Prod Incident: Postgres OOM
At 2.86M documents postgres-prod fell into recovery mode. Root cause: config mismatch — shared_buffers=16GB, container memory limit 12G. PG tried to allocate more than it had; OOM killer killed the process.
Fix in PR #1453: mem_limit: 24G, shm_size: 16g. After restarting the container with the new limits PG came up in 4 seconds and stopped falling over. The episode highlighted an infra pattern: postgresql.conf parameters (shared_buffers, work_mem, maintenance_work_mem) must align with container limits. Otherwise the system runs fine until the first load spike, then falls into recovery.
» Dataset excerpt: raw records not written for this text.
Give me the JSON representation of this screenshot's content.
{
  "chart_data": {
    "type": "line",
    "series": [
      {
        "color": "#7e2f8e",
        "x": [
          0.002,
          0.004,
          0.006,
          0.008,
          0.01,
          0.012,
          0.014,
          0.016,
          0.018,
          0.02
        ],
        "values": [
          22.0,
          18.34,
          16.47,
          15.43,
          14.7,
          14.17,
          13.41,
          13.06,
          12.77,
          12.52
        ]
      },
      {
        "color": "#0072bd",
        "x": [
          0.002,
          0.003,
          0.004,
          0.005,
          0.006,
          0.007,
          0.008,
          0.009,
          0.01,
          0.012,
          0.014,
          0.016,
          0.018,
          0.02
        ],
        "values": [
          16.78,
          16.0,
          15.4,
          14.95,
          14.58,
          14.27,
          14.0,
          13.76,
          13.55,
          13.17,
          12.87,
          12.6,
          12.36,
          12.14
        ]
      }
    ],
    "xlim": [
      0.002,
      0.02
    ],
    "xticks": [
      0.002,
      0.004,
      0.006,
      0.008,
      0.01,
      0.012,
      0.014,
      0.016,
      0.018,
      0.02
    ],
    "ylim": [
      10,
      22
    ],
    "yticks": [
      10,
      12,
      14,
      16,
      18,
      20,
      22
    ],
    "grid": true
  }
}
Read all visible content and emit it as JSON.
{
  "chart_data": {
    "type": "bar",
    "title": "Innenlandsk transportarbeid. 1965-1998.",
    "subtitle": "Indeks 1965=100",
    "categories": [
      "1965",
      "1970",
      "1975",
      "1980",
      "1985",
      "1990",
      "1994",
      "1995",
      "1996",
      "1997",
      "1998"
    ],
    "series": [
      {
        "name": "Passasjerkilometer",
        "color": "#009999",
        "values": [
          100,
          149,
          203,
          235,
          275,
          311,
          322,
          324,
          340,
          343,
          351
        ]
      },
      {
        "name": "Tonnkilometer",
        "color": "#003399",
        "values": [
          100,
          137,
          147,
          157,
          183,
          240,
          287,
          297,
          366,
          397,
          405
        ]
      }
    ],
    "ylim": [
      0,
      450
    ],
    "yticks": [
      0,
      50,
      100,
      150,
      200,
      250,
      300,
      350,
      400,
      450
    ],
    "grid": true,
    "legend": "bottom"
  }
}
We also bumped swap on the local dev machine from 8GB to 24GB — heavy Voyage API traffic generates a lot of temporary objects in the Python process memory, especially while Qdrant is rebuilding its index in the background.
Cost
One civil document averages 2.7 chunks × 850 tokens = 2300 tokens. At voyage-3.5 pricing of 6 cents per million tokens, one document costs 0.014 cents — roughly 138 microdollars.
As of today, 14.3M documents out of 33.7M are processed — that's 42% of the cohort. We've spent approximately 1,980 dollars on the Voyage API and about 63 hours of pipeline runtime. Remaining 19.4M documents cost roughly 2,680 dollars and 85 hours (3.5 days of continuous processing). Total cost of the full CPC cohort vectorization — around 4,660 dollars.
Plus the EC2 r6a.xlarge for Qdrant — ~\0.20/hr (on-demand), roughly \145/month. Cheaper than OOM incidents on prod.
For scale: the same budget on OpenAI text-embedding-3-large would get us only a quarter of the volume. Voyage wins specifically at this scale.
What It Gives Users
Semantic search already works across 44M+ vectors today. Once the civil cohort is fully indexed, the collection will hold 63M+ chunks. A lawyer types a natural-language query — "case law on voiding a sale contract due to seller incapacity" — and the system returns the most relevant decisions from the right jurisdiction, with key paragraph extracts and EDRSR links.
That's a different class of product compared to FTS. FTS finds documents where a phrase appears. Semantic search finds documents where your situation is being discussed — even when the court used entirely different words.
TL;DR
- 33.7M civil EDRSR cases → Voyage voyage-3.5 → Qdrant (14.3M / 33.7M = 42% done)
- 44M+ vectors in Qdrant on a dedicated EC2 (r6a.xlarge, 32 GB RAM)
- 63 docs/sec, concurrency 50, two API keys round-robin
- ~4,660 dollars total cost for full CPC vectorization + ~$145/mo EC2
- Checkpoint/resume JSON, survived two incidents already
- After completion — 63M+ vectors in one collection, unified semantic search over all Ukrainian judicial practice
Runs in tmux on a dedicated EC2, checkpoint fires every 1000 docs. Snapshot sync to prod Qdrant every 6 hours via cron. Boring reliable engineering, not heroics.